Foto de Mushvig Niftaliyev no Unsplash

Você já sabe que devia dormir mais. Sabe que se mexer ajuda, que se sente pior depois de três dias comendo qualquer coisa que estava por perto, que ficou quieto com as pessoas que normalmente te dão equilíbrio. Nada disso é novidade. Então por que isso sempre desmorona quando as coisas ficam difíceis?

Essa é a armadilha. O básico é a primeira coisa que o estresse tira de você, e é justamente aquilo que você menos costuma defender, porque parece comum demais para importar. Um exercício de respiração parece fazer alguma coisa. Ir dormir na hora certa parece não fazer nada. Mas esse "nada" é o que sustenta tudo o resto.

Este texto não é uma lição sobre força de vontade. É sobre entender por que essas coisas tão comuns pesam tanto quando você está sob pressão, e como protegê-las justamente quando você tem menos energia sobrando.

Existe um motivo para falarmos também sobre exercícios de respiração e técnicas de ancoragem. Elas realmente ajudam a baixar o volume num momento difícil. Mas uma técnica é algo que você usa depois que o alarme já está tocando. O básico age em outro nível. Ele decide o quão alto o alarme vai tocar, e o quão rápido ele passa depois. Uma versão sua descansada, alimentada, ativa e conectada enfrenta o mesmo dia estressante com muito mais fôlego do que uma versão esgotada. Os mesmos problemas, mais capacidade. É isso que os fundamentos garantem, e nenhuma técnica de respiração substitui isso.

Estresse curto não é problema. O problema é o que não passa.

O estresse em si não é o inimigo. Seu corpo foi feito para lidar com ele. Quando algo te ameaça ou te desafia, uma sequência de hormônios te prepara para reagir, e quando o momento passa, seu sistema deveria voltar ao equilíbrio. É assim que o mecanismo funciona quando está tudo certo. O coração disparado antes de uma conversa difícil é normal.

O problema começa quando o alarme nunca desliga de verdade. A American Psychological Association é direta sobre isso: o estresse crônico, aquele que você carrega por semanas e meses, e não só por minutos, mantém a resposta de estresse do corpo ativa muito além do ponto em que ela ajuda.

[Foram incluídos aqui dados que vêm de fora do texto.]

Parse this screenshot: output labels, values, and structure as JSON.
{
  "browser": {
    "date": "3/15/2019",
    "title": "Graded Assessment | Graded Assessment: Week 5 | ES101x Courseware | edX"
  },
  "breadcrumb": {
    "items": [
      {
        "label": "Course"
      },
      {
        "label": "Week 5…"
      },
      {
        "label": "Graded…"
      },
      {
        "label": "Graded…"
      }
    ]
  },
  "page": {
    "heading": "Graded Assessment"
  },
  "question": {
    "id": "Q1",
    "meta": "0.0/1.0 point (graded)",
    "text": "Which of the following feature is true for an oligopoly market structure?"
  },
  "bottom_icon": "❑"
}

Sustentado assim, ele cobra um preço em quase todos os sistemas do corpo, do coração e vasos sanguíneos aos músculos, à digestão e ao sono.

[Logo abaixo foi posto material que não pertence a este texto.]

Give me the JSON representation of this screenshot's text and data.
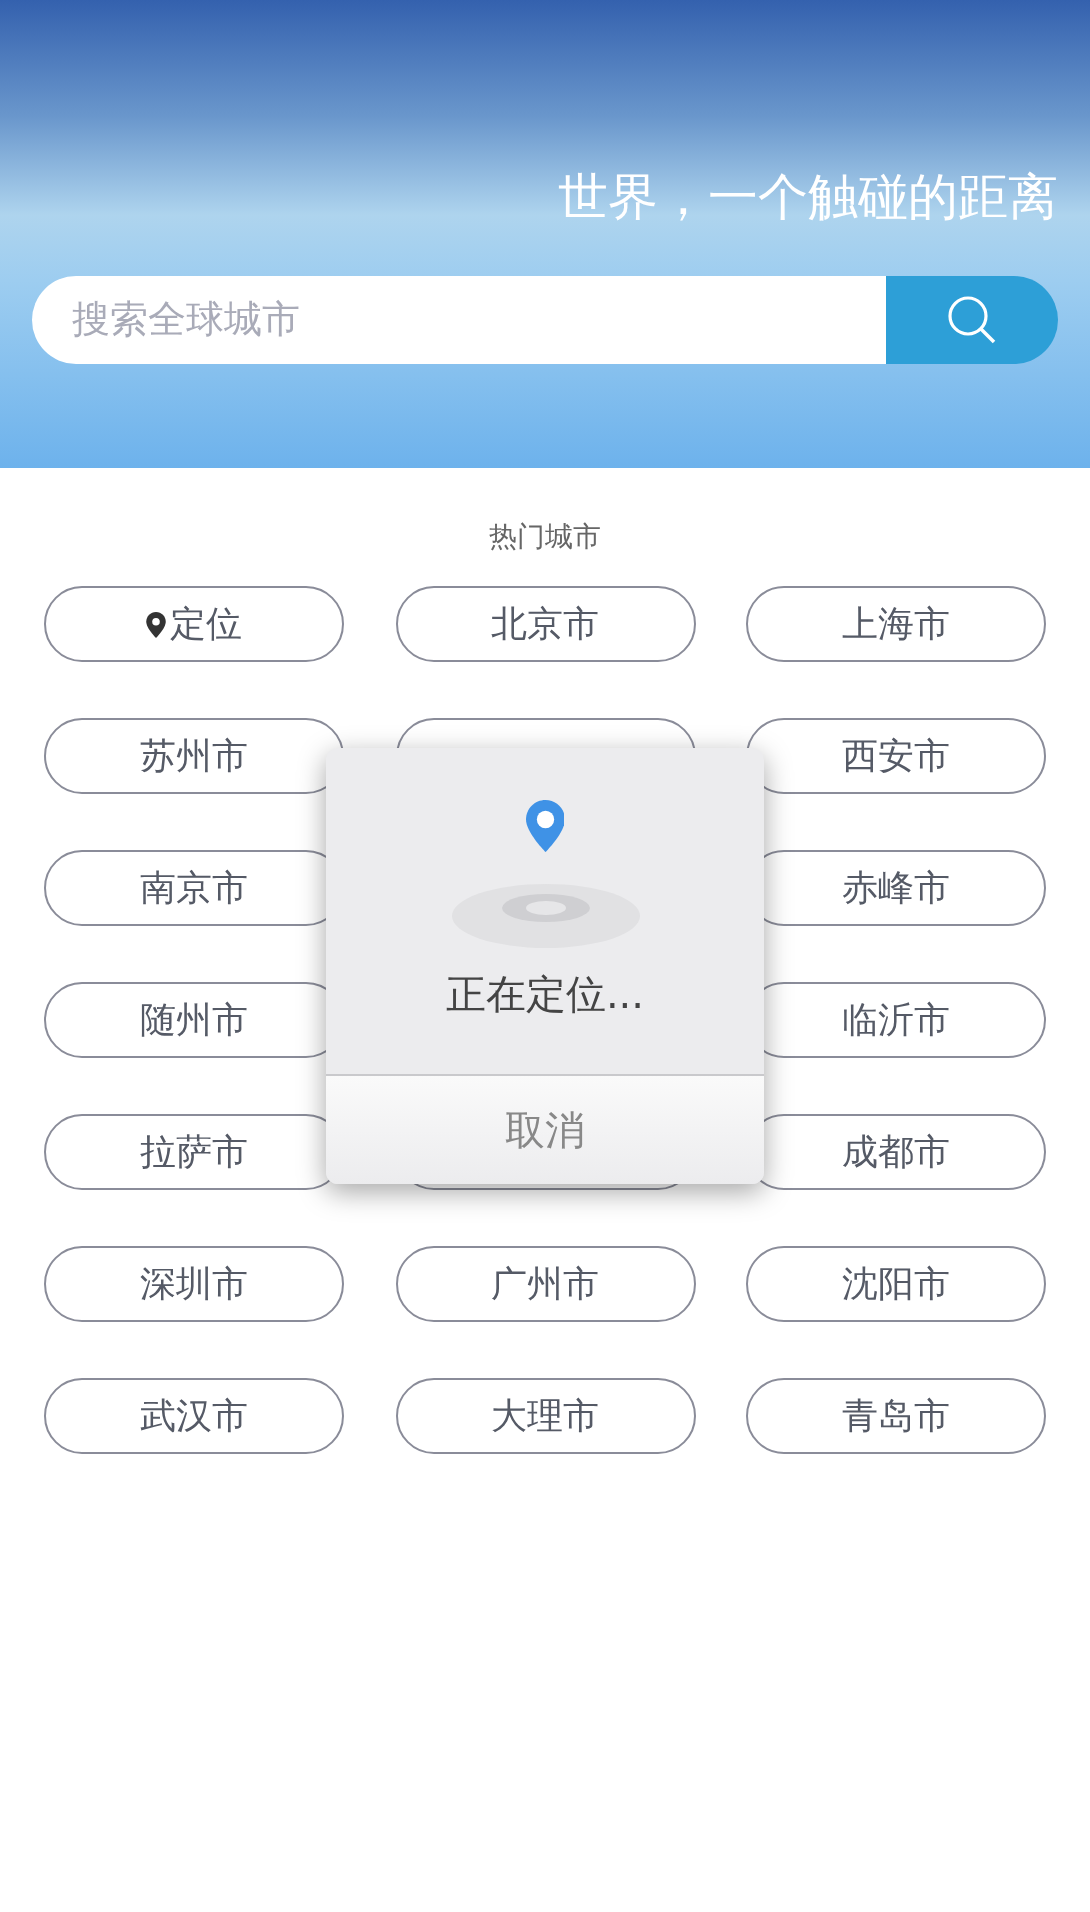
{
  "header": {
    "slogan": "世界，一个触碰的距离"
  },
  "search": {
    "placeholder": "搜索全球城市"
  },
  "hot_cities": {
    "title": "热门城市",
    "rows": [
      [
        {
          "kind": "locate",
          "label": "定位"
        },
        {
          "kind": "city",
          "label": "北京市"
        },
        {
          "kind": "city",
          "label": "上海市"
        }
      ],
      [
        {
          "kind": "city",
          "label": "苏州市"
        },
        {
          "kind": "covered"
        },
        {
          "kind": "city",
          "label": "西安市"
        }
      ],
      [
        {
          "kind": "city",
          "label": "南京市"
        },
        {
          "kind": "city",
          "label": "赤峰市"
        }
      ],
      [
        {
          "kind": "city",
          "label": "随州市"
        },
        {
          "kind": "city",
          "label": "临沂市"
        }
      ],
      [
        {
          "kind": "city",
          "label": "拉萨市"
        },
        {
          "kind": "covered"
        },
        {
          "kind": "city",
          "label": "成都市"
        }
      ],
      [
        {
          "kind": "city",
          "label": "深圳市"
        },
        {
          "kind": "city",
          "label": "广州市"
        },
        {
          "kind": "city",
          "label": "沈阳市"
        }
      ],
      [
        {
          "kind": "city",
          "label": "武汉市"
        },
        {
          "kind": "city",
          "label": "大理市"
        },
        {
          "kind": "city",
          "label": "青岛市"
        }
      ]
    ]
  },
  "dialog": {
    "message": "正在定位...",
    "cancel": "取消"
  }
}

Aqui está a parte que vale a pena pensar com calma. O básico, o sono, o movimento, a comida e a conexão com as pessoas, são exatamente as alavancas que ajudam seu sistema a voltar ao equilíbrio entre um momento estressante e outro. Quando eles se desgastam, o estresse não fica só pior. Ele literalmente demora mais para passar pelo corpo, porque as coisas que te trariam de volta são as mesmas que desapareceram. Você acaba num ciclo: o estresse arrasa o básico, e o básico arrasado te deixa menos capaz de lidar com o estresse.

É também nesse ciclo que você pode intervir. Você não precisa resolver a origem do estresse para interromper esse ciclo. Às vezes nem é possível. O que você pode fazer é reconstruir uma única base, e dar ao seu sistema nervoso um lugar seguro para pousar.

O sono é o primeiro a proteger

Se você só puder defender uma base, que seja o sono. É a que, quando falha, arrasta tudo o resto junto.

Estresse e sono têm o péssimo hábito de se alimentar mutuamente. Um dia estressante dificulta pegar no sono e continuar dormindo. Uma noite ruim te deixa com menos paciência, o pensamento mais confuso e a paciência mais curta, o que faz o estresse do dia seguinte pesar ainda mais. O Centers for Disease Control and Prevention recomenda que a maioria dos adultos durma sete horas ou mais por noite, e boa parte de nós vive abaixo disso. Quando você está no limite, o sono costuma ser a primeira coisa sacrificada, e é quase a pior coisa que você poderia abrir mão.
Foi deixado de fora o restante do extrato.